Analysis of 2 ECG Heartbeat datasets (provided by MIT & PTB)

Primary LanguageJupyter Notebook

ECG-Heartbeat-Data

Source of data: https://www.kaggle.com/shayanfazeli/heartbeat

Context

ECG Heartbeat Categorization Dataset

This dataset is composed of two collections of heartbeat signals derived from two famous datasets in heartbeat classification, the MIT-BIH Arrhythmia Dataset and The PTB Diagnostic ECG Database. The number of samples in both collections is large enough for training a deep neural network.

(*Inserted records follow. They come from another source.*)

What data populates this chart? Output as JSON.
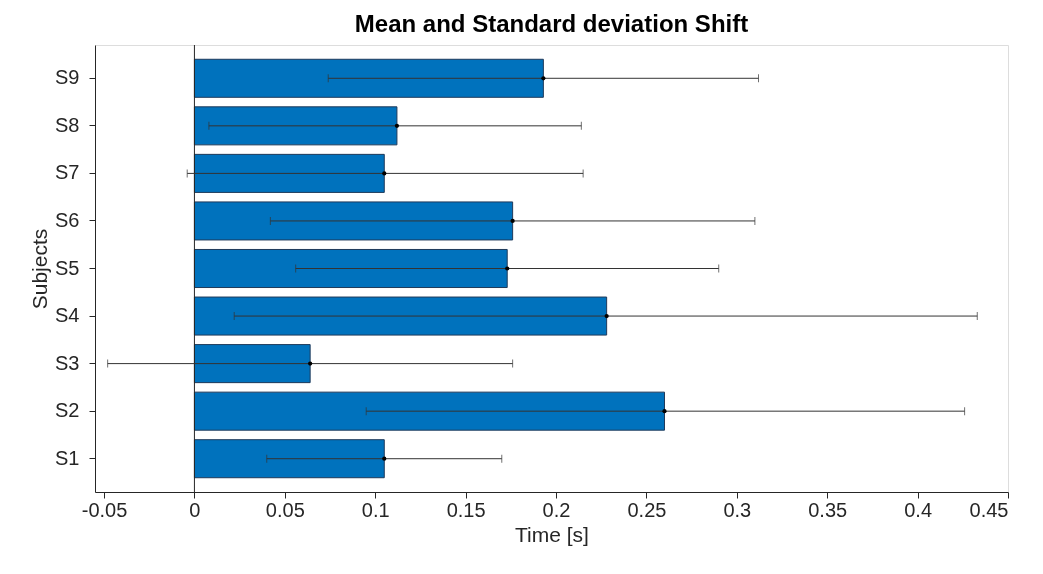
{
  "chart_data": {
    "type": "bar",
    "orientation": "horizontal",
    "title": "Mean and Standard deviation Shift",
    "xlabel": "Time [s]",
    "ylabel": "Subjects",
    "categories": [
      "S9",
      "S8",
      "S7",
      "S6",
      "S5",
      "S4",
      "S3",
      "S2",
      "S1"
    ],
    "values": [
      0.193,
      0.112,
      0.105,
      0.176,
      0.173,
      0.228,
      0.064,
      0.26,
      0.105
    ],
    "errors": [
      [
        0.074,
        0.312
      ],
      [
        0.008,
        0.214
      ],
      [
        -0.004,
        0.215
      ],
      [
        0.042,
        0.31
      ],
      [
        0.056,
        0.29
      ],
      [
        0.022,
        0.433
      ],
      [
        -0.048,
        0.176
      ],
      [
        0.095,
        0.426
      ],
      [
        0.04,
        0.17
      ]
    ],
    "color": "#0072bd",
    "marker": "circle",
    "xlim": [
      -0.055,
      0.45
    ],
    "xticks": [
      -0.05,
      0,
      0.05,
      0.1,
      0.15,
      0.2,
      0.25,
      0.3,
      0.35,
      0.4,
      0.45
    ],
    "ref_lines": [
      {
        "axis": "x",
        "value": 0,
        "color": "#262626"
      }
    ]
  }
}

This dataset has been used in exploring heartbeat classification using deep neural network architectures, and observing some of the capabilities of transfer learning on it. The signals correspond to electrocardiogram (ECG) shapes of heartbeats for the normal case and the cases affected by different arrhythmias and myocardial infarction. These signals are preprocessed and segmented, with each segment corresponding to a heartbeat.

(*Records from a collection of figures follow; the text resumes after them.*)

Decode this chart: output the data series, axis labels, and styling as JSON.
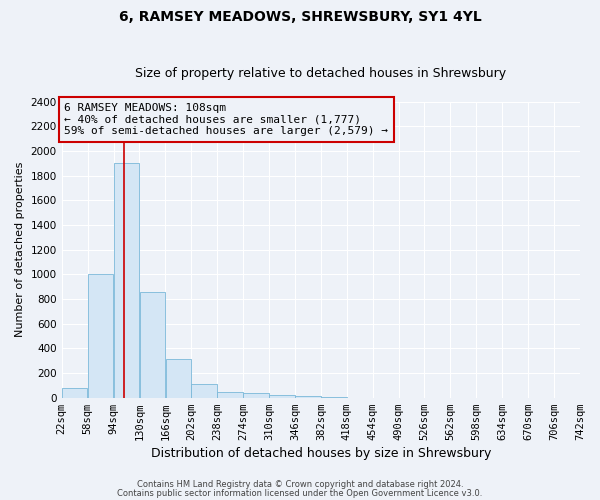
{
  "title": "6, RAMSEY MEADOWS, SHREWSBURY, SY1 4YL",
  "subtitle": "Size of property relative to detached houses in Shrewsbury",
  "xlabel": "Distribution of detached houses by size in Shrewsbury",
  "ylabel": "Number of detached properties",
  "footer_line1": "Contains HM Land Registry data © Crown copyright and database right 2024.",
  "footer_line2": "Contains public sector information licensed under the Open Government Licence v3.0.",
  "property_size": 108,
  "annotation_line1": "6 RAMSEY MEADOWS: 108sqm",
  "annotation_line2": "← 40% of detached houses are smaller (1,777)",
  "annotation_line3": "59% of semi-detached houses are larger (2,579) →",
  "bin_edges": [
    22,
    58,
    94,
    130,
    166,
    202,
    238,
    274,
    310,
    346,
    382,
    418,
    454,
    490,
    526,
    562,
    598,
    634,
    670,
    706,
    742
  ],
  "bar_heights": [
    80,
    1000,
    1900,
    860,
    310,
    115,
    50,
    40,
    25,
    12,
    5,
    0,
    0,
    0,
    0,
    0,
    0,
    0,
    0,
    0
  ],
  "bar_color": "#d4e6f5",
  "bar_edge_color": "#7ab8d9",
  "vline_x": 108,
  "vline_color": "#cc0000",
  "ylim": [
    0,
    2400
  ],
  "yticks": [
    0,
    200,
    400,
    600,
    800,
    1000,
    1200,
    1400,
    1600,
    1800,
    2000,
    2200,
    2400
  ],
  "annotation_box_color": "#cc0000",
  "background_color": "#eef2f8",
  "grid_color": "#ffffff",
  "title_fontsize": 10,
  "subtitle_fontsize": 9,
  "ylabel_fontsize": 8,
  "xlabel_fontsize": 9,
  "tick_fontsize": 7.5,
  "annotation_fontsize": 8,
  "footer_fontsize": 6
}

Content of Data Arrhythmia Dataset Number of Samples: 109446 Number of Categories: 5 Sampling Frequency: 125Hz Data Source: Physionet's MIT-BIH Arrhythmia Dataset Classes: ['N': 0, 'S': 1, 'V': 2, 'F': 3, 'Q': 4] The PTB Diagnostic ECG Database Number of Samples: 14552 Number of Categories: 2 Sampling Frequency: 125Hz Data Source: Physionet's PTB Diagnostic Database Remark: All the samples are cropped, downsampled and padded with zeroes if necessary to the fixed dimension of 188.

Acknowledgements Mohammad Kachuee, Shayan Fazeli, and Majid Sarrafzadeh. "ECG Heartbeat Classification: A Deep Transferable Representation." arXiv preprint arXiv:1805.00794 (2018).

Code for this repo

The initial notebook (_Baseline) is using simple Machine Learning techniques to try to predict the data and establish a baseline of their perofmrance. 4 Models were used:

  • SVM
  • Extra Tress Classifier
  • Logistic Regression
  • Gradient Boosting Classifier (as recommended by Auto ML)

For the PTB dataset the classifiers did really well and its hard to imagine that a deep learning model can outperform them without taking a significant performance hit for a neglibile improvement in prediction results. For the MIT multi-classification dataset, a deep learning model could probably improve the performance but the baseline results were quite good for the majority of the classes.